Section 1201 has not only prevented individuals from using software and devices that they purchase freely and in a manner that will maximize their enjoyment without infringing on the producer or developer’s intellectual property rights. If you buy an e-book, DRM could prevent you from using it on the device of your choosing. If you buy an album or a movie online, you may not be able to copy it and watch it where and how you please. If you buy a phone, you may not be able to use an accessory made by a different manufacturer. All of these restrictions are the result of DRM. And all of them mean that in essence, you are being forced to buy damaged goods.

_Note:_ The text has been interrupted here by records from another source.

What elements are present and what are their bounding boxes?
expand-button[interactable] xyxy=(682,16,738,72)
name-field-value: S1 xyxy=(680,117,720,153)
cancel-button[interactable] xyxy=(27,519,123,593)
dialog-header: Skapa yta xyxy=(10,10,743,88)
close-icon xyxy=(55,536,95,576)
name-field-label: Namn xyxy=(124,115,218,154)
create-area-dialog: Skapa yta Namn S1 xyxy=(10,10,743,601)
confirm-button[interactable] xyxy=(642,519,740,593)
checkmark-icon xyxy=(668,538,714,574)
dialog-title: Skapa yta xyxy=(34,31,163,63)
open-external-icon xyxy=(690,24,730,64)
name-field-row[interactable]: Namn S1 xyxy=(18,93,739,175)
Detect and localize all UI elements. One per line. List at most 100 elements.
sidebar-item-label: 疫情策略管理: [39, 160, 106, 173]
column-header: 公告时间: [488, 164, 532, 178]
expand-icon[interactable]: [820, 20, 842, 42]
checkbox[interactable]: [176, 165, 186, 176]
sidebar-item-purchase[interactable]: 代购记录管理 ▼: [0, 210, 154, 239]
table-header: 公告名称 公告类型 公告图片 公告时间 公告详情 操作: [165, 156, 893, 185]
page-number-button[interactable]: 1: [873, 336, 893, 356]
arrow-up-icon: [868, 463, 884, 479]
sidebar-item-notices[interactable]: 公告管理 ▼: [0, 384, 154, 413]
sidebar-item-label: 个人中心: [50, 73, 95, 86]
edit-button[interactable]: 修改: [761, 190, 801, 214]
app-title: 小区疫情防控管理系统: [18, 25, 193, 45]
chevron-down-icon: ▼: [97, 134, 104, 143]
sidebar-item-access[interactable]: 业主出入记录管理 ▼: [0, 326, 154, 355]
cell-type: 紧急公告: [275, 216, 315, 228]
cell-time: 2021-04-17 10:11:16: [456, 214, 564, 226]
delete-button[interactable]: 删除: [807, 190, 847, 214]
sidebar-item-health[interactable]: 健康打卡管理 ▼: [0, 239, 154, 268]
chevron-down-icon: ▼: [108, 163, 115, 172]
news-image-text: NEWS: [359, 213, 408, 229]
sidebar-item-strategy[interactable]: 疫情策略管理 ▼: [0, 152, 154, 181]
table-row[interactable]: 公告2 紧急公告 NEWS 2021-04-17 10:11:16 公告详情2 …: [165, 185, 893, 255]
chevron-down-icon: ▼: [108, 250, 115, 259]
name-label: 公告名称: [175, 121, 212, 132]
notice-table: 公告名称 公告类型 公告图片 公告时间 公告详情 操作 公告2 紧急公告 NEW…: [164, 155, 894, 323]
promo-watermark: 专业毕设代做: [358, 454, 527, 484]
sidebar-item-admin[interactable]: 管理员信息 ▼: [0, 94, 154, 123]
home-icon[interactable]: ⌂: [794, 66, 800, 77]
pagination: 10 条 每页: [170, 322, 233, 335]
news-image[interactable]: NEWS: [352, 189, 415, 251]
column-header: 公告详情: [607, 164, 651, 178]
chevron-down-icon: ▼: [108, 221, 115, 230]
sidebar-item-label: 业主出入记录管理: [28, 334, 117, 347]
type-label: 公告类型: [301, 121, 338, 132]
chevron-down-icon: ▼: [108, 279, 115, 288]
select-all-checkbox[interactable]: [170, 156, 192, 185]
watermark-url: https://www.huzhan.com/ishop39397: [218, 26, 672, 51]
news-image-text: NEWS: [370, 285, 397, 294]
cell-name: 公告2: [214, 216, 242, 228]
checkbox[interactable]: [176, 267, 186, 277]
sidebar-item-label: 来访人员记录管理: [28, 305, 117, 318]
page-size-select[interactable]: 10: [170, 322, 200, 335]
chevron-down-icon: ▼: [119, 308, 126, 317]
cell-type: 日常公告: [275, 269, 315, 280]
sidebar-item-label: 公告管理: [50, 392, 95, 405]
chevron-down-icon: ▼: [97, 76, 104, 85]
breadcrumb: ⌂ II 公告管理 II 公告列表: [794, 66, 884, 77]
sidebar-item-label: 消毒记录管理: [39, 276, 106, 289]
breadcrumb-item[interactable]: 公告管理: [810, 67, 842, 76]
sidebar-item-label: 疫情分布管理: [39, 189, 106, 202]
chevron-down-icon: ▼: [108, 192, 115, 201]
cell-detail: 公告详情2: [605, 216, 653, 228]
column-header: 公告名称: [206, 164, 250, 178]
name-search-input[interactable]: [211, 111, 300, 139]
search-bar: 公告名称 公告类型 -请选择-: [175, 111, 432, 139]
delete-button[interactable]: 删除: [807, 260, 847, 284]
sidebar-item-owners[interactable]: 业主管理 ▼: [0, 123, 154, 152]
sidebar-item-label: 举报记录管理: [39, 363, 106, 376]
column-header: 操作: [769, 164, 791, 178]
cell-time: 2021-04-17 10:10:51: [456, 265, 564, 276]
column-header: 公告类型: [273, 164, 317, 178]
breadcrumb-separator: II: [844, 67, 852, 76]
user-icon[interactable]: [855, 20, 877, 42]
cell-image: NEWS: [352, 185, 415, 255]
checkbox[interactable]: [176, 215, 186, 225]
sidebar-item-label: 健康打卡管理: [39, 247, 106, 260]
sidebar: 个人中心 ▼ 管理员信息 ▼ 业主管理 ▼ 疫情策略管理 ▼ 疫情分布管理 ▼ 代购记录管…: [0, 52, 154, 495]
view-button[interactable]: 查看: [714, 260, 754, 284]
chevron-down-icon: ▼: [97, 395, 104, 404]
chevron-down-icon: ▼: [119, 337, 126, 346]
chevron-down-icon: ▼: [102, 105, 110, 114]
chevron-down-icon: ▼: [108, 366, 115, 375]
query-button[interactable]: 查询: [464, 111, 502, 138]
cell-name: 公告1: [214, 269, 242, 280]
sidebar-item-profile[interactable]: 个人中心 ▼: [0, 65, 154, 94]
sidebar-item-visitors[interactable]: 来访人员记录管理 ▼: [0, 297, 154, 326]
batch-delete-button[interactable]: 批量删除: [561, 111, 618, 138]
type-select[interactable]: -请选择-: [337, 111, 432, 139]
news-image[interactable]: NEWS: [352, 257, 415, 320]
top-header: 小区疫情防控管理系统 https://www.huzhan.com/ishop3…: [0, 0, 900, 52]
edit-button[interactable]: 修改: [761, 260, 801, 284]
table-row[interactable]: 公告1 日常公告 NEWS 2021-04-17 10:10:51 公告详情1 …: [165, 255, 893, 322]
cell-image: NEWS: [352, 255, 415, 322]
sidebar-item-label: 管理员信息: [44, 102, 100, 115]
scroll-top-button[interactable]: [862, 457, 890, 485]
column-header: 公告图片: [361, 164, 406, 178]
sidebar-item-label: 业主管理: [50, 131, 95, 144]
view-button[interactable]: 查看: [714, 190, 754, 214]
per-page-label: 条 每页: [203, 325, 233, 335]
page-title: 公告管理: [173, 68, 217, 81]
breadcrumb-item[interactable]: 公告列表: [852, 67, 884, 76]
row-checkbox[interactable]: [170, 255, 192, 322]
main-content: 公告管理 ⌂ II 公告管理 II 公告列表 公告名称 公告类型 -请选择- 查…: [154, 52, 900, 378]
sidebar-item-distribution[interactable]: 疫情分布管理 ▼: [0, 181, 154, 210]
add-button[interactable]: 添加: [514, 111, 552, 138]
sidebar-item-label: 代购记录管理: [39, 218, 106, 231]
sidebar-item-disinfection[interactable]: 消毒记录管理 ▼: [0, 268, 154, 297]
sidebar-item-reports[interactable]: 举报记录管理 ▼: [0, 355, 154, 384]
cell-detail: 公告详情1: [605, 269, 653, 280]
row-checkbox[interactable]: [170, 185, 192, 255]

But the way that Section 1201 deals with these kinds of protection measures also has significant costs, as OTI explained in our recent comments to the Copyright Office. Companies like Microsoft and Lexmark have used Section 1201 to undermine market competitiveness - anathema to its intended purpose - by suing third party vendors in order to corner the respective markets for their goods and services. Luckily many of these attempts have failed in the courts, but the specter of legal fees stemming from these kinds of suits may be enough to prevent some innovators from entering the marketplace altogether.
Additionally, implementation of Section 1201 has stymied the increasingly important work of security researchers. Security researchers often try to hack software or hardware to find vulnerabilities that could be exploited by malicious third parties so that they can fix them, or at least notify the developer of the problem.
In our increasingly connected world - where everything from cars and airplanes to TVs to medical devices can be hacked by the “bad guys” - these researchers provide an increasingly important public service. However, developers and manufacturers often use protection measures, like DRMs, to limit access to their products and services, and then rely on heavy-handed implementation of DMCA Section 1201 to prevent researchers from digging too deeply into their code. Ultimately, the fear of liability under Section 1201 results in a significant chill in security research that may not just have protected our data, but that may have even saved our lives.
OTI is participating in the International Day Against DRM to fight back against the harms caused by DRM and its protection under DMCA Section 1201.